After we developed this tool but before we made it public, we ran some ad-hoc tests against a number of major web properties. These ad-hoc tests found three sites that had patched against Heartbleed on their perimeter hosts, but had not patched their agents and thus could be exploited:
* An unnamed top 5 social network (we're waiting for confirmation of their fix) that fetched our URL to generate a preview. The memory we extracted from their agent included results from internal API calls and snippets of python source code. * Reddit, which can use a URL to suggest a name for a new post, used a vulnerable agent that they've now patched. The memory we were able to extract from this agent was less sensitive, but we didn't get as many samples because they patched so quickly (nice work!). * We registered a webhook to our malicious URL at rubygems.org to notify us whenever a gem was published. Within a few minutes, we captured chunks of S3 API calls that the Rubygems servers were making. After the disclosure, they quickly updated OpenSSL and are now protected (really nice work, especially from an all-volunteer staff!).
Is this harder to exploit than Heartbleed?

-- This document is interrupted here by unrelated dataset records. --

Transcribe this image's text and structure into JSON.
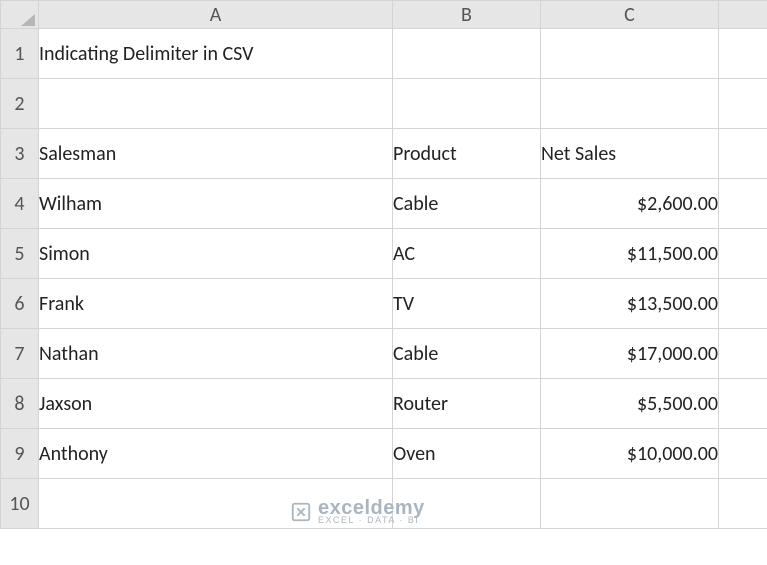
{
  "columns": [
    "A",
    "B",
    "C",
    ""
  ],
  "row_numbers": [
    "1",
    "2",
    "3",
    "4",
    "5",
    "6",
    "7",
    "8",
    "9",
    "10"
  ],
  "rows": [
    {
      "A": "Indicating Delimiter in CSV",
      "B": "",
      "C": ""
    },
    {
      "A": "",
      "B": "",
      "C": ""
    },
    {
      "A": "Salesman",
      "B": "Product",
      "C": "Net Sales"
    },
    {
      "A": "Wilham",
      "B": "Cable",
      "C": "$2,600.00"
    },
    {
      "A": "Simon",
      "B": "AC",
      "C": "$11,500.00"
    },
    {
      "A": "Frank",
      "B": "TV",
      "C": "$13,500.00"
    },
    {
      "A": "Nathan",
      "B": "Cable",
      "C": "$17,000.00"
    },
    {
      "A": "Jaxson",
      "B": "Router",
      "C": "$5,500.00"
    },
    {
      "A": "Anthony",
      "B": "Oven",
      "C": "$10,000.00"
    },
    {
      "A": "",
      "B": "",
      "C": ""
    }
  ],
  "numeric_col_c_from_row_index": 3,
  "watermark": {
    "brand": "exceldemy",
    "tagline": "EXCEL · DATA · BI"
  }
}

At a high-level, the exploit code is very similar to the client-initiated attack, but there are a couple of factors that make "reverse Heartbleed" a little harder to pull off:
* If a client is using certificate pinning, then the window for exploitation is much smaller, because as soon as the client realizes the server certificate doesn't match, they'll cut off the TLS connection. * Some clients that support TLS heartbeats will not advertise that support when negotiating a handshake. In our exploit code, we removed the OpenSSL checks that determined whether or not heartbeat requests were allowed based on the negotiated and just sent them anyway. * Server-initiated heartbeat requests can only be sent once the TLS connection has been established, so they need to be properly encrypted and MACed. We ended up building our exploit on top of a modified version of OpenSSL instead of writing one from scratch to keep the code simpler. * Most clients are trying to complete an HTTP request and then close the channel, so our server uses a few tricks to keep the connection open as long as possible and maximize the number of heartbeat requests we can make. We slowly bleed out the HTTP response headers, we stream the HTTP response body, and we send malformed heartbeat requests interleved throughout. We've found that vulnerable clients can actually be made to send hundreds of 16kb chunks of memory back, making it much easier to explore the client's memory space.
What can I do?
The mitigation steps are the same as for the regular Heartbleed attack: don't use vulnerable versions of OpenSSL. The important takeaway is that it's not enough to patch your perimeter hosts - you need to purge bad OpenSSL versions from your entire infrastructure. And you should keep a healthy distance between agent code that fetches user-provided URLs and sensitive parts of your systems.
Try the reverse heartbleed tester now on your sites, and please practice responsible disclosure if you find vulnerabilities. We'll continue to work to improve the tester to cover more cases, and we hope to release the source code soon.